QUESTION: I disagree with your suggestions for screening prospective renters ("Screening Can Detect Unacceptable Tenants," Apartment Life, June 16). My credit is in the dumper, my checking account balance is much lower than the rent and my income is not that great.

I moved into this Los Angeles apartment on the strength of my prospective roommate's credit. He moved out of the apartment shortly after we moved in, leaving me here alone. Even while he was here, it was my responsibility to make sure the rent was paid.

I have been in this apartment for two years now and plan to remain for the foreseeable future. In that time I have paid my rent in full and on time every month. I have not damaged the place at all and I do not create disturbances or otherwise annoy the neighbors. All in all, I'm a very good tenant.

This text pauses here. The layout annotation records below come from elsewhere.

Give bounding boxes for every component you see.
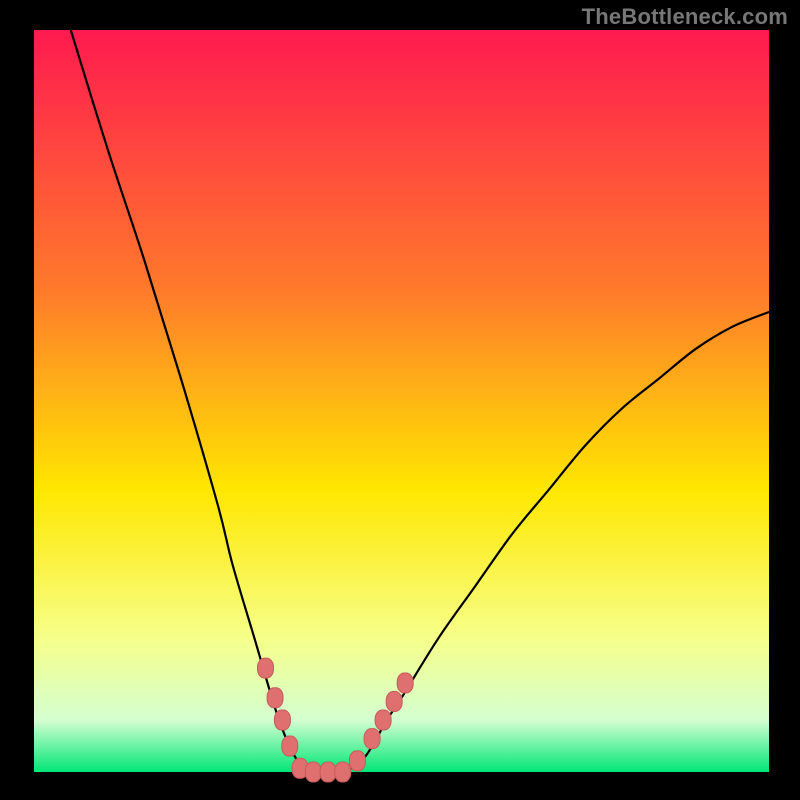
curve-marker	[282, 736, 298, 756]
curve-marker	[364, 729, 380, 749]
curve-marker	[274, 710, 290, 730]
watermark-text: TheBottleneck.com	[582, 4, 788, 30]
curve-marker	[386, 692, 402, 712]
curve-marker	[258, 658, 274, 678]
bottleneck-chart	[0, 0, 800, 800]
plot-background	[34, 30, 769, 772]
curve-marker	[397, 673, 413, 693]
curve-marker	[375, 710, 391, 730]
curve-marker	[267, 688, 283, 708]
curve-marker	[305, 762, 321, 782]
curve-marker	[349, 751, 365, 771]
curve-marker	[320, 762, 336, 782]
curve-marker	[335, 762, 351, 782]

I can't begin to tell you the horror stories of some of my neighbors with barking dogs, loud parties and the like.

Yes, look into evictions, whether the person writes bad checks, and confer with previous landlords. In short, check anything to do specifically with tenancy and payment of rent.

Even though I have had problems at times in paying some of my bills, I always make sure that I have the rent at the end of the month.

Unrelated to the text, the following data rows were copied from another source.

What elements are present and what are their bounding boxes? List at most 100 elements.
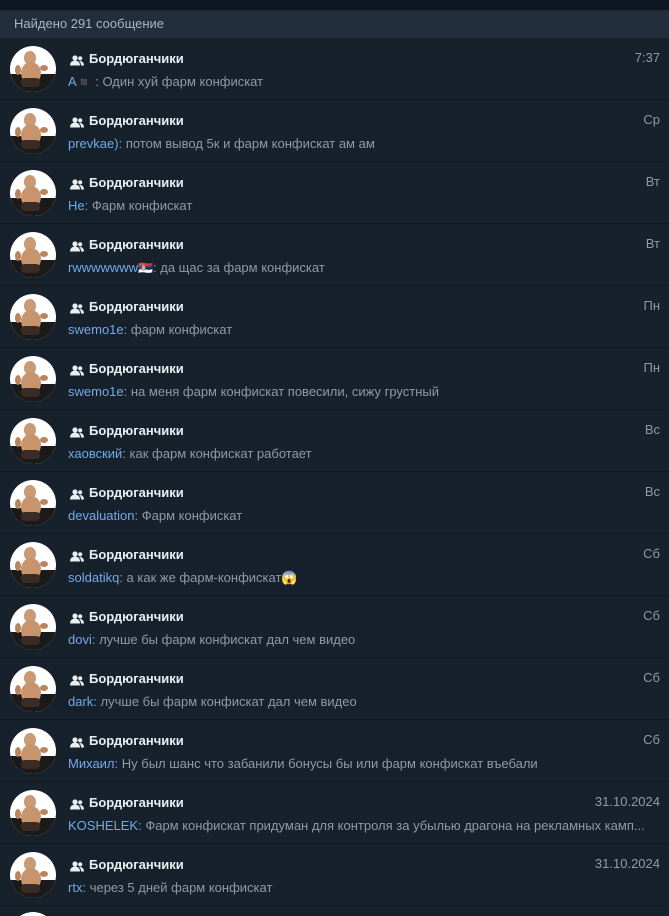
sender-name: swemo1e <box>68 384 124 399</box>
message-date: Сб <box>643 670 660 685</box>
chat-title-line: Бордюганчики <box>70 360 184 376</box>
message-date: Сб <box>643 608 660 623</box>
chat-title: Бордюганчики <box>89 484 184 500</box>
avatar <box>10 294 56 340</box>
sender-name: He <box>68 198 85 213</box>
search-result-row[interactable]: Бордюганчики Сб Михаил: Ну был шанс что … <box>0 720 669 782</box>
chat-title: Бордюганчики <box>89 360 184 376</box>
message-date: Вс <box>644 422 660 437</box>
search-result-row[interactable]: Бордюганчики 31.10.2024 rtx: через 5 дне… <box>0 844 669 906</box>
sender-name: A <box>68 74 77 89</box>
group-icon <box>70 53 84 65</box>
group-icon <box>70 425 84 437</box>
sender-name: хаовский <box>68 446 123 461</box>
group-icon <box>70 363 84 375</box>
chat-title-line: Бордюганчики <box>70 236 184 252</box>
separator: : <box>84 198 92 213</box>
message-date: 7:37 <box>634 50 660 65</box>
group-icon <box>70 673 84 685</box>
separator: : <box>114 756 122 771</box>
search-result-row[interactable]: Бордюганчики Сб dovi: лучше бы фарм конф… <box>0 596 669 658</box>
search-result-row[interactable]: Бордюганчики Пн swemo1e: на меня фарм ко… <box>0 348 669 410</box>
group-icon <box>70 115 84 127</box>
avatar <box>10 728 56 774</box>
chat-title: Бордюганчики <box>89 732 184 748</box>
message-preview: KOSHELEK: Фарм конфискат придуман для ко… <box>68 818 659 833</box>
message-text: фарм конфискат <box>130 322 233 337</box>
message-preview: soldatikq: а как же фарм-конфискат😱 <box>68 570 659 586</box>
search-result-row[interactable]: Бордюганчики Вт rwwwwwww🇷🇸: да щас за фа… <box>0 224 669 286</box>
avatar <box>10 542 56 588</box>
message-date: Вс <box>644 484 660 499</box>
results-count-label: Найдено 291 сообщение <box>14 16 165 31</box>
chat-title-line: Бордюганчики <box>70 50 184 66</box>
message-preview: A◾ : Один хуй фарм конфискат <box>68 74 659 89</box>
message-date: Пн <box>643 298 660 313</box>
avatar <box>10 170 56 216</box>
avatar <box>10 356 56 402</box>
avatar <box>10 480 56 526</box>
search-result-row[interactable]: Бордюганчики Вс хаовский: как фарм конфи… <box>0 410 669 472</box>
search-result-row[interactable]: Бордюганчики Ср prevkae): потом вывод 5к… <box>0 100 669 162</box>
message-text: лучше бы фарм конфискат дал чем видео <box>99 632 356 647</box>
separator: : <box>91 74 103 89</box>
message-text: лучше бы фарм конфискат дал чем видео <box>100 694 357 709</box>
search-results-header: Найдено 291 сообщение <box>0 10 669 38</box>
message-text: да щас за фарм конфискат <box>160 260 325 275</box>
sender-emoji: 🇷🇸 <box>138 261 153 275</box>
separator: : <box>123 384 131 399</box>
group-icon <box>70 239 84 251</box>
sender-emoji: ◾ <box>76 75 92 89</box>
search-result-row[interactable]: Бордюганчики 31.10.2024 KOSHELEK: Фарм к… <box>0 782 669 844</box>
search-result-row-partial[interactable] <box>0 906 669 916</box>
avatar <box>10 790 56 836</box>
search-result-row[interactable]: Бордюганчики Сб dark: лучше бы фарм конф… <box>0 658 669 720</box>
group-icon <box>70 487 84 499</box>
sender-name: Михаил <box>68 756 115 771</box>
sender-name: dovi <box>68 632 92 647</box>
message-text: на меня фарм конфискат повесили, сижу гр… <box>130 384 440 399</box>
sender-name: rwwwwwww <box>68 260 139 275</box>
chat-title: Бордюганчики <box>89 50 184 66</box>
message-preview: dark: лучше бы фарм конфискат дал чем ви… <box>68 694 659 709</box>
message-preview: swemo1e: на меня фарм конфискат повесили… <box>68 384 659 399</box>
message-preview: Михаил: Ну был шанс что забанили бонусы … <box>68 756 659 771</box>
search-result-row[interactable]: Бордюганчики Вс devaluation: Фарм конфис… <box>0 472 669 534</box>
chat-title-line: Бордюганчики <box>70 174 184 190</box>
sender-name: devaluation <box>68 508 135 523</box>
chat-title: Бордюганчики <box>89 422 184 438</box>
chat-title-line: Бордюганчики <box>70 608 184 624</box>
message-date: Вт <box>645 236 660 251</box>
search-result-row[interactable]: Бордюганчики 7:37 A◾ : Один хуй фарм кон… <box>0 38 669 100</box>
message-date: 31.10.2024 <box>594 856 660 871</box>
message-text: потом вывод 5к и фарм конфискат ам ам <box>125 136 375 151</box>
separator: : <box>91 632 100 647</box>
search-result-row[interactable]: Бордюганчики Пн swemo1e: фарм конфискат <box>0 286 669 348</box>
chat-title-line: Бордюганчики <box>70 546 184 562</box>
avatar <box>10 912 56 916</box>
chat-title: Бордюганчики <box>89 794 184 810</box>
group-icon <box>70 177 84 189</box>
group-icon <box>70 611 84 623</box>
message-date: Ср <box>643 112 660 127</box>
chat-title-line: Бордюганчики <box>70 794 184 810</box>
message-text: Ну был шанс что забанили бонусы бы или ф… <box>121 756 538 771</box>
message-preview: хаовский: как фарм конфискат работает <box>68 446 659 461</box>
chat-title: Бордюганчики <box>89 608 184 624</box>
separator: : <box>119 570 127 585</box>
message-preview: devaluation: Фарм конфискат <box>68 508 659 523</box>
message-text: Фарм конфискат придуман для контроля за … <box>145 818 645 833</box>
message-text: Фарм конфискат <box>141 508 243 523</box>
search-result-row[interactable]: Бордюганчики Сб soldatikq: а как же фарм… <box>0 534 669 596</box>
message-date: Сб <box>643 546 660 561</box>
chat-title-line: Бордюганчики <box>70 298 184 314</box>
chat-title-line: Бордюганчики <box>70 670 184 686</box>
search-results-list[interactable]: Бордюганчики 7:37 A◾ : Один хуй фарм кон… <box>0 38 669 916</box>
search-result-row[interactable]: Бордюганчики Вт He: Фарм конфискат <box>0 162 669 224</box>
chat-title: Бордюганчики <box>89 174 184 190</box>
message-preview: He: Фарм конфискат <box>68 198 659 213</box>
message-text: а как же фарм-конфискат😱 <box>126 570 298 585</box>
message-text: как фарм конфискат работает <box>129 446 312 461</box>
chat-title-line: Бордюганчики <box>70 422 184 438</box>
avatar <box>10 232 56 278</box>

Average balances, credit reports and the like do not tell you about the most important needs of a landlord: a good, reliable, honest tenant who doesn't wreck the place, disturb the neighbors, stays awhile, and pays the rent . Don't you agree?

ANSWER: I agree. And although I didn't mention income standards as a criterion for selecting renters, a recent court case says that a standard requiring three times the monthly rent in income is legal. It's also fairly standard these days.

In the column you refer to, I said landlords should check out prospective tenants based upon the following: credit; bad checks; evictions; banks; references; current and former landlords; dwelling places; and employment. I stand by those recommendations, and add your "income standards" to the list. I did not prioritize the problems. I will do so now.

Evictions: This is probably the No. 1 concern of landlords--has the prospect been evicted and under what circumstances.

Current and Former Landlords: Of course, as I said previously, the reports of former landlords carry a lot more weight than those of current landlords, who may say anything to get rid of a problem renter.

Credit Reports: Like it or not, most landlords place great store in such reports. Of course, almost all will take your mitigating circumstances into account when reviewing your credit.

Income Standards: Landlords want to be assured that you can afford the apartment. Sometimes, applicants legitimately believe they can afford apartments with very little income left over after paying the rent. They often can't make ends meet, causing an eviction.

Employment: Landlords like people who work at the same jobs, and live in the same apartments, for long periods of time. Stability on these two counts is always a big plus.

Bad Checks: It's not their biggest concern, but landlords tend to believe that if you write bad checks to others, you may do it to them.

Banks: Many landlords don't even check these. The information they provide is of negligible value at best.

Dwelling Places: While most landlords don't check their prospective renters' current dwelling places, a few do. In your situation, it should be a request. And while the landlord is visiting, he can check with the neighbors, who can, and often do, provide him with a wealth of information.

References: References usually rank last on a landlord's list of tenant screening priorities. (It's easy to get a few of your friends to talk about you in glowing terms.)

Those are the standard tenant screening checks, roughly in order of importance, used by most landlords screening prospective renters. They're not likely to change in the near future.

Between now and the next time you rent an apartment, try to get some of your credit problems resolved. If you are showing efforts to correct past indiscretions, getting an apartment with a bad credit report will be a lot easier than if you do nothing.